Individuals Previously Infected with COVID-19 Face Increased Risk of Heart Rhythm Disruption


Older individuals and individuals that experienced severe COVID-19 are at high risk of increased cardiac disturbances.

New study findings announced that individuals who were infected with COVID-19 could experience an increased risk of developing atrial fibrillation, a form of heart rhythm disturbances, according to research conducted by Umeå University, Sweden.1

Anonymous crowd of people walking street wearing masks during covid 19 coronavirus pandemic- Image credit: Blvdone |

Image credit: Blvdone |

"The results underline the importance of both being vaccinated against COVID-19 and that the health care system identifies people at increased risk of this type of complications, so that the correct diagnosis is made, and appropriate treatment is started in time," said Ioannis Katsoularis, first author of the study and cardiologist at University Hospital of Northern Sweden in Umeå, in a press release.1

The study used national register data on all individuals that resided in Sweden who were infected with COVID-19 from February 1, 2020, to May 25, 2021.2

The study authors noted that the results from this data identified that COVID-19 infected individuals could suffer with 2 forms of heart rhythm disturbances — tachycardias and bradyarrhythmias.1 Tachycardia occurs is when the heart rate is high and bradyarrhythmia occurs is when the heart rate is slow.
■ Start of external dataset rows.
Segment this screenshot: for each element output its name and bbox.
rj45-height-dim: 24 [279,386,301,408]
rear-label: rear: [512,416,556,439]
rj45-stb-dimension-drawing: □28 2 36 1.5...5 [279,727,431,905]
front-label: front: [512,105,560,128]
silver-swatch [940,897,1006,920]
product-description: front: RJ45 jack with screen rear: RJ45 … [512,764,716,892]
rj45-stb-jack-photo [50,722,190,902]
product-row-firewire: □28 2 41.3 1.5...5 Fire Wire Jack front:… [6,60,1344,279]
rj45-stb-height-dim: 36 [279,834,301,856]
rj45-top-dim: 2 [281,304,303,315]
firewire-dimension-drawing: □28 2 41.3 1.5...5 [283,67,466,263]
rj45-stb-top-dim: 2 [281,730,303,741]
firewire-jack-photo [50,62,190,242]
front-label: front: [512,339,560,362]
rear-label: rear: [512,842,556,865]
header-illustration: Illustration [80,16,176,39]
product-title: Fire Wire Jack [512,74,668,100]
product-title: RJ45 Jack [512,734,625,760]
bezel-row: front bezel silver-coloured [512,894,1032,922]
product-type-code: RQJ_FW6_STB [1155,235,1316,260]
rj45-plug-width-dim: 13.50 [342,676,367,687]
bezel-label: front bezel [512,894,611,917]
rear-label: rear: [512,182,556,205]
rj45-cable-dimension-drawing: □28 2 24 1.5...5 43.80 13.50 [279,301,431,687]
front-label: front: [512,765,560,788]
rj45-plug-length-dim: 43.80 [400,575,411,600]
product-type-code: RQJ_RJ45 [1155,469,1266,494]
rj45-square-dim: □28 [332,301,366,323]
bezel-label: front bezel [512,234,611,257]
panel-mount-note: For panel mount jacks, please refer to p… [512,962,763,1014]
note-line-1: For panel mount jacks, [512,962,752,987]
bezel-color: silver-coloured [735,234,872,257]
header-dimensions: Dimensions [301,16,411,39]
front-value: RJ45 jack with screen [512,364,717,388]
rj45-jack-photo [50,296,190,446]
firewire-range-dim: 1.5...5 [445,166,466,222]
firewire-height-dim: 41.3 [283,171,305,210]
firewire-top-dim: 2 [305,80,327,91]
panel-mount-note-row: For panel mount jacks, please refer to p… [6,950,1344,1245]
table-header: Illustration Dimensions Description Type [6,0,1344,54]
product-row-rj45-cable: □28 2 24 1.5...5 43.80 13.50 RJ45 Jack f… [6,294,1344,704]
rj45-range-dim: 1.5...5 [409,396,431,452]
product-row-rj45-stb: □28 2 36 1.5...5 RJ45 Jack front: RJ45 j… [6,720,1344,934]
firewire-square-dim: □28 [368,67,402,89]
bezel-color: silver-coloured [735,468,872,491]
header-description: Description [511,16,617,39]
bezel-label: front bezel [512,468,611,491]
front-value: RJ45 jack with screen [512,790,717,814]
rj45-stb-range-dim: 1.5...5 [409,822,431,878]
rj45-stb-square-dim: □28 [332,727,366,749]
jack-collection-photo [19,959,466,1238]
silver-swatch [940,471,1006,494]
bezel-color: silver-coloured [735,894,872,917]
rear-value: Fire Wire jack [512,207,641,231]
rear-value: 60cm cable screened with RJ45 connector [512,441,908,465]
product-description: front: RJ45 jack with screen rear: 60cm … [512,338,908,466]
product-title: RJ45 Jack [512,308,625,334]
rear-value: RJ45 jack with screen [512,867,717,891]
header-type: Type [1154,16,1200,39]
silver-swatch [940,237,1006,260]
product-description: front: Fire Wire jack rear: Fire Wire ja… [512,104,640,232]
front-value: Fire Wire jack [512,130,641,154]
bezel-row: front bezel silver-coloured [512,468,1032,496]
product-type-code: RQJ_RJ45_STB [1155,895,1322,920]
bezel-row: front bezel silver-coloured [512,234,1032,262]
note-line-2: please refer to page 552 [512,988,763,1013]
In some cases this results in the need for a pacemaker, according to the press release.1

Prior to the results, a matched cohort study was designed to determine the incidence rate ratio and risk ratio. The study authors noted that 1,057,174 COVID-19 exposed individuals and 4,074,844 unexposed individuals were included.2

The study authors noted that the average age of the infected individuals was 39 years old, 49% male, 51% female, 95% did not need to be hospitalized due to illness, and 1.8% died due to infection during the study.2

Two months prior to infection, risk of atrial fibrillation and flutter were reported to have increased.1

Other results found that a subset of tachycardias, known as paroxysmal supraventricular tachycardias displayed an increase 6 months after infection and was 5 times greater in the first month prior to infection.1

However, the risk among bradyarrhythmias increased 2 weeks after infection and was 3 times greater in individuals that were not infected.1

“We found that the risks were higher in older individuals, individuals with severe COVID-19 and during the first wave of the pandemic. We could also see that unvaccinated people were at higher risk than vaccinated people. Overall, the severity of the infection was the strongest risk factor," said Anne-Marie Fors Connolly, who leads the research group at Umeå University that is behind the study, in a press release.1

The findings suggest that older individuals and individuals that experienced severe COVID-19 are at high risk of increased cardiac disturbances.2


  1. Increased risk of heart rhythm disruption after COVID-19. EurekAlert!. News release. December 13, 2023. Accessed December 13, 2023.
  2. Risk of arrhythmias following COVID-19: nationwide self-controlled case series and matched cohort study. Oxford Academic. News release. November 21, 2023. Accessed December 13, 2023.